On February 19-20, 2024, a landmark event took place at the Nairobi Serena Hotel in Kenya – the dissemination of the highly anticipated Gender Bonds Toolkit. Organized by FSD Africa, FSD Network Gender Collaborative Programme, British International Investment, and UN Women, this two-day gathering brought together key players in sustainable finance to explore the potential of gender bonds in addressing the persistent gender financing gap.
The event kicked off with welcome remarks from the project partners, setting the stage for a comprehensive discourse on gender empowerment and the urgent need for innovative financing mechanisms. Daniel Wilcox, the Economic Counsellor at the British High Commission in Kenya, delivered a keynote address, underscoring the importance of mainstreaming gender considerations in capital markets.
A highlight of the first day was the “Fireside Chat: Exploring the Opportunity for Gender Bonds,” where representatives from institutions like the Development Bank of Rwanda, KCB Kenya, and the Capital Market and Securities Authority of Tanzania shared their insights and experiences in the realm of gender-focused investments.

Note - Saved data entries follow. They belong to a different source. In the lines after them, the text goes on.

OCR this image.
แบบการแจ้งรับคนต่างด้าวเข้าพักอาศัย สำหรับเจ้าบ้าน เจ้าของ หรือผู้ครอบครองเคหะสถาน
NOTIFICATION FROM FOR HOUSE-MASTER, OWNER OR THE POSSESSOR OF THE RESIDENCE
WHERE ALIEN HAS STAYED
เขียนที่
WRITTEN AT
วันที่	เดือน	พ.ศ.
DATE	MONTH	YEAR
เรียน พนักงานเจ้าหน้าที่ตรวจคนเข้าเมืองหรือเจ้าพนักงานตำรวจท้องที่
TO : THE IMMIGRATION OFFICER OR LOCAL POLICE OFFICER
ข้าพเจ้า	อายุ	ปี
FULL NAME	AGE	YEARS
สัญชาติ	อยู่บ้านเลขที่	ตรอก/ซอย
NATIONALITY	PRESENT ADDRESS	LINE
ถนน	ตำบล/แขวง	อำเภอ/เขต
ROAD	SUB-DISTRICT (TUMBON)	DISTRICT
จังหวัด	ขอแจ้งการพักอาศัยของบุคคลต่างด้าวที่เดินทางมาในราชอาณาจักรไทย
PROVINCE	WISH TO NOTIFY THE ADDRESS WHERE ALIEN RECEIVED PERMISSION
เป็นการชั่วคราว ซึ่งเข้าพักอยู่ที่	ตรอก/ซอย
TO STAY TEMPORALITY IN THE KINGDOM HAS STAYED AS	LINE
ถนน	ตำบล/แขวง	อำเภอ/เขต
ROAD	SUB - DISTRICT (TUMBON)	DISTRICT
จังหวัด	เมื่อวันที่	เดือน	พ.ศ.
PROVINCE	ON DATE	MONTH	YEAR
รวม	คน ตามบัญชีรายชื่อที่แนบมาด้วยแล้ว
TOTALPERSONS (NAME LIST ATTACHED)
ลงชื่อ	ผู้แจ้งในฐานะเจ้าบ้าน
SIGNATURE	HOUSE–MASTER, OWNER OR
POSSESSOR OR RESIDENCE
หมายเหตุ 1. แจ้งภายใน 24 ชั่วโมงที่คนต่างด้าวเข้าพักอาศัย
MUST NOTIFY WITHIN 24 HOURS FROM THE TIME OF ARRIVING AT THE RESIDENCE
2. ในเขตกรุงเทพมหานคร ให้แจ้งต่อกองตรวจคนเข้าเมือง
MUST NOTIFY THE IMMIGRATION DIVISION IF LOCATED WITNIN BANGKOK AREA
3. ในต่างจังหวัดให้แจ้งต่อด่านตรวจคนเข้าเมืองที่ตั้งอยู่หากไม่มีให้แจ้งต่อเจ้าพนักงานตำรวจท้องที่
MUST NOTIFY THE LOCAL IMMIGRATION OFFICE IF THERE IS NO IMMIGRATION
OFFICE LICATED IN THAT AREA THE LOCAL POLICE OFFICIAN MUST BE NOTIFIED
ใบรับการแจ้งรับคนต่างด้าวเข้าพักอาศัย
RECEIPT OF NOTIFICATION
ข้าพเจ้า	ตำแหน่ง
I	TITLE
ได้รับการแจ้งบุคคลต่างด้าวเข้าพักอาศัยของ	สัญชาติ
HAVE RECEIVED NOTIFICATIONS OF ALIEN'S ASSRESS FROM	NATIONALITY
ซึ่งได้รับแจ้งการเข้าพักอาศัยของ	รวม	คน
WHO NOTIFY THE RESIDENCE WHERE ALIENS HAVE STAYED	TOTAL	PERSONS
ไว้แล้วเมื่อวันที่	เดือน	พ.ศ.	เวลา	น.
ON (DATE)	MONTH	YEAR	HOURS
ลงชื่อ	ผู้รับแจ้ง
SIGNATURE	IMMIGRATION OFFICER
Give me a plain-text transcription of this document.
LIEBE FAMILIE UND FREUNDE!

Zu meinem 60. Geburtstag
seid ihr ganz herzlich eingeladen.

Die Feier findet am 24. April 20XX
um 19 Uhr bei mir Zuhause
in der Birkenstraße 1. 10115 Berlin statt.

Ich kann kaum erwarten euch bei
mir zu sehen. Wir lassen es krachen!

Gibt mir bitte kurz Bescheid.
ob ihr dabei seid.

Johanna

After the unveiling of the Gender Bonds Toolkit, attention turned to unpacking its key components. Experts from Parallelle Finance, a consulting firm specializing in sustainable finance, provided an in-depth analysis of what gender bonds entail, the global and regional landscape, and the types of projects they can finance.
Subsequent sessions delved into the practical aspects of issuing gender bonds, including articulating a gender strategy, strengthening data collection, defining eligible projects, and exploring the synergies between gender and climate finance. The transaction process, bond frameworks, investor engagement, and the role of market intermediaries were also explored in detail.
On the second day, the focus shifted to the critical components of a successful gender bond issuance. Experts from Sustainalytics, a leading provider of environmental, social, and governance (ESG) research and ratings, shared their insights on obtaining second-party opinions, a crucial step in ensuring credibility and transparency.
Regulatory considerations and the value of listing gender bonds on stock exchanges were also discussed, with representatives from the Capital Markets Authority of Kenya and the Moroccan Capital Markets Authority (AMMC) offering their perspectives.
Institutional investors and guarantee companies shed light on the factors they consider when subscribing to gender bonds, underscoring the importance of credit enhancement mechanisms. Additionally, the event explored best practices in impact reporting, a crucial aspect of demonstrating the tangible benefits of gender-focused investments.
The event culminated with deep-dive group discussions, allowing participants to delve into specific topics and share their experiences, challenges, and potential solutions.
As the curtain fell on this landmark event, it was evident that the Gender Bonds Toolkit represents a significant step towards mobilizing capital for gender-focused initiatives and closing the persistent financing gap. By providing a comprehensive roadmap, the toolkit equips stakeholders with the knowledge and tools necessary to navigate the complex world of sustainable finance and harness the power of capital markets to drive lasting change.